When the UV mapping is complete, the 3D object file can be loaded into a projection simulation tool. This tool simulates the position of the projectors and projection mapped object to see the behavior of the projection pixels. Advanced tools also include simulation of light level (luminosity) to enable photometric calculations to understand just how much light will be visible on the object during the projection show. At this point, projection designers can design the optimum projector setup, choosing projector lenses and stacking configurations.
Now it’s time for content production. The projection design will influence the overall resolution of the content, which can be produced using the same UV mapped 3D file. Content production methods vary widely from analog stop-motion graphics to real-time rendered effects using 3D content tools.
Whatever the content source is, you’ll also need a media server to play back the created content and manage onsite alignment and blending. It’s helpful to have software that can support multiple editors working simultaneously on the same file, so while the content team works on updates in the 3D simulation engine, the technical delivery team onsite can match the virtual 3D model with the real-world model, including moving the virtual projectors into place.
3D Projection Mapping in Practice
The technique of projection mapping dates back to the late 1990s, coming to prominence through guerrilla advertising campaigns and video jockeys for electronic musicians. Today, there is a growing resurgence with more and more companies creating campaigns for their products in cities across the world that employ 3D projection mapping. These advertising campaigns enlist the professional services and expertise of 3D projection mapping artists, like Andrei Snobar, owner and founder of Andrei Visuals.

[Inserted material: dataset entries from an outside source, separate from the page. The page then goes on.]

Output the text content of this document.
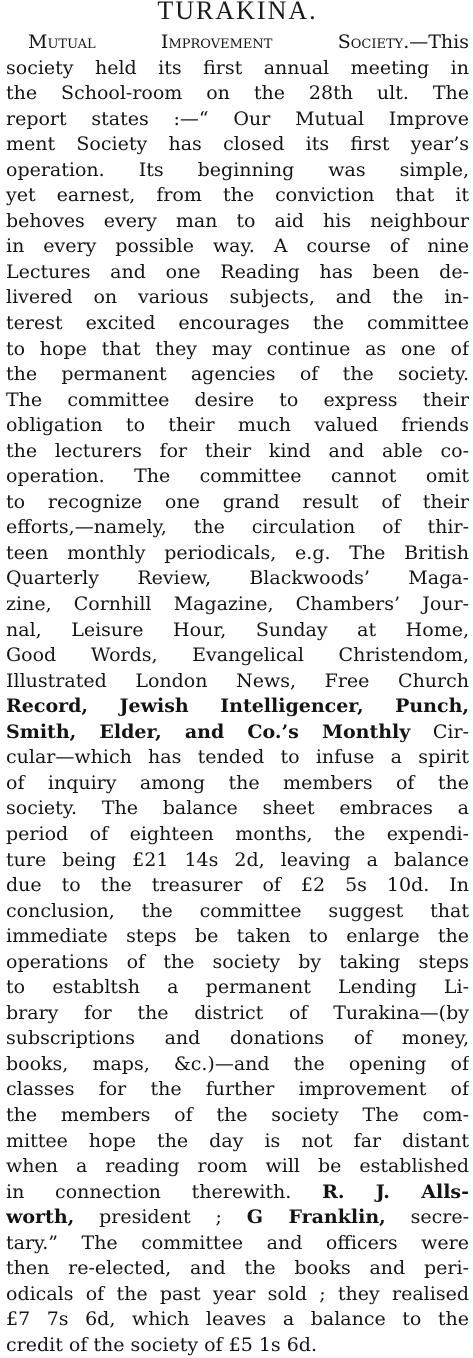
TURAKINA.
Mutual Improvement Society.—This
society held its first annual meeting in
the School-room on the 28th ult. The
report states :—“ Our Mutual Improve
ment Society has closed its first year’s
operation. Its beginning was simple,
yet earnest, from the conviction that it
behoves every man to aid his neighbour
in every possible way. A course of nine
Lectures and one Reading has been de-
livered on various subjects, and the in-
terest excited encourages the committee
to hope that they may continue as one of
the permanent agencies of the society.
The committee desire to express their
obligation to their much valued friends
the lecturers for their kind and able co-
operation. The committee cannot omit
to recognize one grand result of their
efforts,—namely, the circulation of thir-
teen monthly periodicals, e.g. The British
Quarterly Review, Blackwoods’ Maga-
zine, Cornhill Magazine, Chambers’ Jour-
nal, Leisure Hour, Sunday at Home,
Good Words, Evangelical Christendom,
Illustrated London News, Free Church
Record, Jewish Intelligencer, Punch,
Smith, Elder, and Co.’s Monthly Cir-
cular—which has tended to infuse a spirit
of inquiry among the members of the
society. The balance sheet embraces a
period of eighteen months, the expendi-
ture being £21 14s 2d, leaving a balance
due to the treasurer of £2 5s 10d. In
conclusion, the committee suggest that
immediate steps be taken to enlarge the
operations of the society by taking steps
to establtsh a permanent Lending Li-
brary for the district of Turakina—(by
subscriptions and donations of money,
books, maps, &c.)—and the opening of
classes for the further improvement of
the members of the society The com-
mittee hope the day is not far distant
when a reading room will be established
in connection therewith. R. J. Alls-
worth, president ; G Franklin, secre-
tary.” The committee and officers were
then re-elected, and the books and peri-
odicals of the past year sold ; they realised
£7 7s 6d, which leaves a balance to the
credit of the society of £5 1s 6d.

Back in 2010, Snobar was your typical architecture student studying at German Jordanian University, a public university located near Madaba, Jordan, where he learned AutoCAD. Three years later, while studying abroad in Germany, Snobar attended the Berlin Festival of Lights and saw 3D projection mapping for the first time. Shortly after graduating, Snobar decided to quit working as a traditional architect and started his own 3D projection mapping business. Working with international companies from a variety of industries, including retail and banking, he uses AutoCAD to scale the renderings of a building’s façade before exporting it to Autodesk Maya, a 3D computer animation software. Snobar is Jordan’s leading 3D projection mapping artist, recently earning acclaim at Ibiza’s annual Light Festival. Read more of his story here.
While 3D projection mapping is costly—with the price of projectors ranging from 10K to 300K+—it’s also a burgeoning business. The global projection mapping market is expected to reach USD 3.56 billion by 2023, according to a report by global research firm MarketsandMarkets.